Would it just be 10/252 then? Then is part A right?

 

[PeroK]

Would it just be 10/252 then? Then is part A right?

Yes, part A is right. You have to rethink part B. 10/252 is an approximation, but not exact. Although, less than 10 attempts means only 9 attempts in my book!

 

[phinds]

I thought of it as 10*9*8*7*6=30240

Yeah, that's what I was getting but I see now that that is the answer to a different question than the one asked.

 

[noreturn2]

Yes, part A is right. You have to rethink part B. 10/252 is an approximation, but not exact. Although, less than 10 attempts means only 9 attempts in my book!

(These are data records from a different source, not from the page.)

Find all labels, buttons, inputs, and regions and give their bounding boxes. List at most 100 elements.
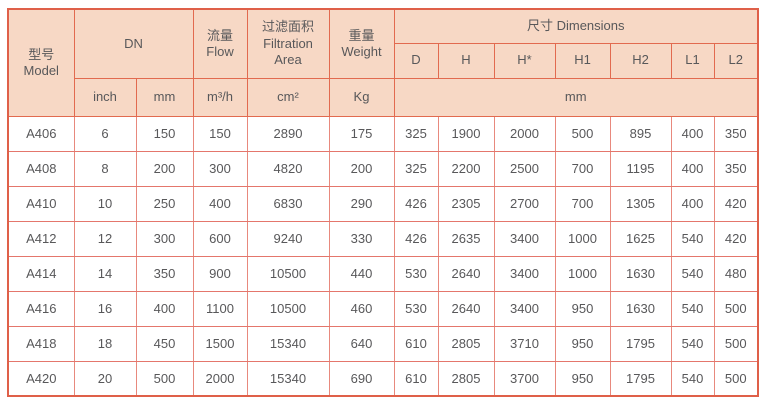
unit-area: cm² (246, 77, 330, 117)
table-cell: 2000 (192, 360, 248, 397)
table-cell: 15340 (246, 360, 330, 397)
table-cell: 2805 (437, 325, 495, 362)
header-dimensions: 尺寸 Dimensions (393, 8, 759, 44)
table-cell: 900 (192, 255, 248, 292)
table-cell: 1500 (192, 325, 248, 362)
table-cell: 530 (393, 255, 439, 292)
table-cell: 10500 (246, 255, 330, 292)
table-cell: 12 (73, 220, 137, 257)
table-cell: 600 (192, 220, 248, 257)
table-cell: 150 (135, 115, 194, 152)
table-cell: 330 (328, 220, 395, 257)
table-cell: 540 (670, 290, 715, 327)
table-cell: 400 (670, 185, 715, 222)
model-cell: A416 (7, 290, 75, 327)
table-cell: 2500 (493, 150, 556, 187)
table-cell: 1795 (609, 325, 672, 362)
header-row-units: inch mm m³/h cm² Kg mm (8, 77, 759, 117)
table-cell: 3400 (493, 220, 556, 257)
table-cell: 18 (73, 325, 137, 362)
table-row: A416 16 400 1100 10500 460 530 2640 3400 950 1630 5… (7, 290, 759, 327)
table-cell: 950 (554, 325, 611, 362)
table-row: A408 8 200 300 4820 200 325 2200 2500 700 1195 400 3… (7, 150, 759, 187)
table-cell: 400 (670, 115, 715, 152)
table-cell: 150 (192, 115, 248, 152)
header-filtration-area: 过滤面积 Filtration Area (246, 8, 330, 79)
table-cell: 9240 (246, 220, 330, 257)
table-cell: 690 (328, 360, 395, 397)
header-row-1: 型号 Model DN 流量 Flow 过滤面积 Filtration Area… (7, 8, 759, 117)
header-dim-h1: H1 (554, 42, 611, 79)
table-cell: 426 (393, 185, 439, 222)
table-row: A420 20 500 2000 15340 690 610 2805 3700 950 1795 5… (7, 360, 759, 397)
table-cell: 610 (393, 360, 439, 397)
table-cell: 2000 (493, 115, 556, 152)
table-cell: 540 (670, 325, 715, 362)
table-cell: 175 (328, 115, 395, 152)
model-cell: A410 (7, 185, 75, 222)
table-cell: 1000 (554, 255, 611, 292)
table-cell: 500 (554, 115, 611, 152)
header-dim-h: H (437, 42, 495, 79)
table-cell: 3700 (493, 360, 556, 397)
unit-weight: Kg (328, 77, 395, 117)
table-cell: 895 (609, 115, 672, 152)
table-cell: 400 (670, 150, 715, 187)
table-cell: 3400 (493, 290, 556, 327)
table-cell: 450 (135, 325, 194, 362)
header-dim-l2: L2 (713, 42, 759, 79)
table-row: A412 12 300 600 9240 330 426 2635 3400 1000 1625 54… (7, 220, 759, 257)
table-cell: 1795 (609, 360, 672, 397)
table-cell: 6830 (246, 185, 330, 222)
header-row-2: D H H* H1 H2 L1 L2 (8, 42, 759, 79)
table-cell: 1000 (554, 220, 611, 257)
unit-dn-mm: mm (135, 77, 194, 117)
table-cell: 540 (670, 220, 715, 257)
table-body: A406 6 150 150 2890 175 325 1900 2000 500 895 400 35… (7, 115, 759, 397)
model-cell: A406 (7, 115, 75, 152)
table-row: A410 10 250 400 6830 290 426 2305 2700 700 1305 400… (7, 185, 759, 222)
table-cell: 700 (554, 150, 611, 187)
table-cell: 500 (713, 360, 759, 397)
table-cell: 250 (135, 185, 194, 222)
model-cell: A412 (7, 220, 75, 257)
table-cell: 200 (328, 150, 395, 187)
table-cell: 500 (713, 290, 759, 327)
unit-dn-inch: inch (73, 77, 137, 117)
table-cell: 2890 (246, 115, 330, 152)
table-cell: 540 (670, 255, 715, 292)
table-cell: 640 (328, 325, 395, 362)
table-row: A418 18 450 1500 15340 640 610 2805 3710 950 1795 5… (7, 325, 759, 362)
header-dim-l1: L1 (670, 42, 715, 79)
table-cell: 15340 (246, 325, 330, 362)
header-dim-h2: H2 (609, 42, 672, 79)
table-cell: 350 (713, 150, 759, 187)
table-cell: 1630 (609, 290, 672, 327)
table-cell: 950 (554, 290, 611, 327)
model-cell: A418 (7, 325, 75, 362)
table-cell: 1625 (609, 220, 672, 257)
table-cell: 2305 (437, 185, 495, 222)
header-model: 型号 Model (7, 8, 75, 117)
header-dim-hstar: H* (493, 42, 556, 79)
table-cell: 1195 (609, 150, 672, 187)
table-cell: 3400 (493, 255, 556, 292)
table-cell: 2640 (437, 255, 495, 292)
table-cell: 300 (135, 220, 194, 257)
table-cell: 16 (73, 290, 137, 327)
header-weight: 重量 Weight (328, 8, 395, 79)
table-cell: 2200 (437, 150, 495, 187)
table-cell: 610 (393, 325, 439, 362)
table-cell: 300 (192, 150, 248, 187)
table-cell: 480 (713, 255, 759, 292)
table-row: A414 14 350 900 10500 440 530 2640 3400 1000 1630 5… (7, 255, 759, 292)
table-cell: 4820 (246, 150, 330, 187)
header-dn: DN (73, 8, 194, 79)
table-cell: 8 (73, 150, 137, 187)
unit-flow: m³/h (192, 77, 248, 117)
table-cell: 350 (135, 255, 194, 292)
model-cell: A414 (7, 255, 75, 292)
model-cell: A420 (7, 360, 75, 397)
table-cell: 14 (73, 255, 137, 292)
table-cell: 200 (135, 150, 194, 187)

Could do a geometric series right. So:
1/252+1/251+1/250 +1/249... 1/242

Just don't know hwo to set it up using that formula
a(a-r^n)/1-r
n=10
r=?

 

[PeroK]

Could do a geometric series right. So:
1/252+1/251+1/250 +1/249... 1/242

Just don't know hwo to set it up using that formula
a(a-r^n)/1-r
n=10
r=?

Okay, a big hint. What about the probability of not guessing it in 9 attempts?

 

[noreturn2]

251/252 is not guessing the right number

250/251 would be not guessing the 2nd time (since we have one less guess made)

 

[PeroK]

251/252 is not guessing the right number

250/251 would be not guessing the 2nd time (since we have one less guess made)

Good, so keep going from there.

 

[noreturn2]

Good, so keep going from there.

How can I set this up with the formula?

 

[SammyS]

How can I set this up with the formula?

Keep going a little further.

What do you do with 251/251, 250/251, 249/250, etc. ?

By the way, 1/252 ≈ 0.00397 .

 

[noreturn2]

Keep going a little further.

What do you do with 251/251, 250/251, 249/250, etc. ?

By the way, 1/252 ≈ 0.00397 .

In your case you would be subtracting them, which would be arthemtic.

 

[verty]

How can I set this up with the formula?

I'll show you one possibility. Instead of 10 tries, let's imagine it's 2 tries.

There is ${1 \over 252}$ chance I get it on my first go and ${251 \over 252} \cdot {1 \over 251}$ chance I get it on the second go. Does that makes sense? See if you can take this idea further.

 

[PeroK]

In your case you would be subtracting them, which would be arthemtic.

We're all giving you ideas, but if you note we are leaving some thinking to you!

 

[SammyS]

In your case you would be subtracting them, which would be arthemtic.

No, don't subtract them as a group.

 

[noreturn2]

I'll show you one possibility. Instead of 10 tries, let's imagine it's 2 tries.

There is ${1 \over 252}$ chance I get it on my first go and ${251 \over 252} \cdot {1 \over 251}$ chance I get it on the second go. Does that makes sense? See if you can take this idea further.

Alright I remember this!

So :
1: 1/252
2: 1/252 * 251/252
3: 1/252 * 251/252 * 250/251
4: 1/252 * 251/252 * 250/251 * 249/250...

Geometric:
(1/252)/(1-(1/252)) = still get .003 tho :(

 

[verty]

Alright I remember this!

So :
1: 1/252
2: 1/252 * 251/252
3: 1/252 * 251/252 * 250/251
4: 1/252 * 251/252 * 250/251 * 249/250...

Geometric:
(1/252)/(1-(1/252)) = still get .003 tho :(

Some of the time, I get it right on the first go. This is a frequency of ${1 \over 252}$. Some of the time I don't, and some of that time I get it on my second go. That is a frequency of ${251 \over 252} \cdot {1 \over 251}$. I can't explain this any better. I hope it helps but otherwise I'm sorry I couldn't be more helpful.

 

[Ray Vickson]

Alright I remember this!

So :
1: 1/252
2: 1/252 * 251/252
3: 1/252 * 251/252 * 250/251
4: 1/252 * 251/252 * 250/251 * 249/250...

Geometric:
(1/252)/(1-(1/252)) = still get .003 tho :(

Your computations are wrong. Let the events be $S_n=$ succeed on draw $n$ and $F_n =$ fail on draw $n$.
$$\begin{array}{ll} P(S_1) = \frac{1}{252}, &P(F_1) = \frac{251}{252} \\
P(S_2|F_1) = \frac{1}{251}, & P(F_2|F_1) = \frac{250}{251}\\
P(S_3|F_1 \cap F_2) = \frac{1}{250},&P(F_3|F_1 \cap F_2) = \frac{249}{250} \\
\vdots & \vdots
\end{array}$$ Thus,
$$P(F_1 \cap F_2) = \frac{251}{252} \cdot \frac{250}{251} = \frac{250}{252}.$$
Similarly, $P(F_1 \cap F_2 \cap F_3) = 249/252,$ etc.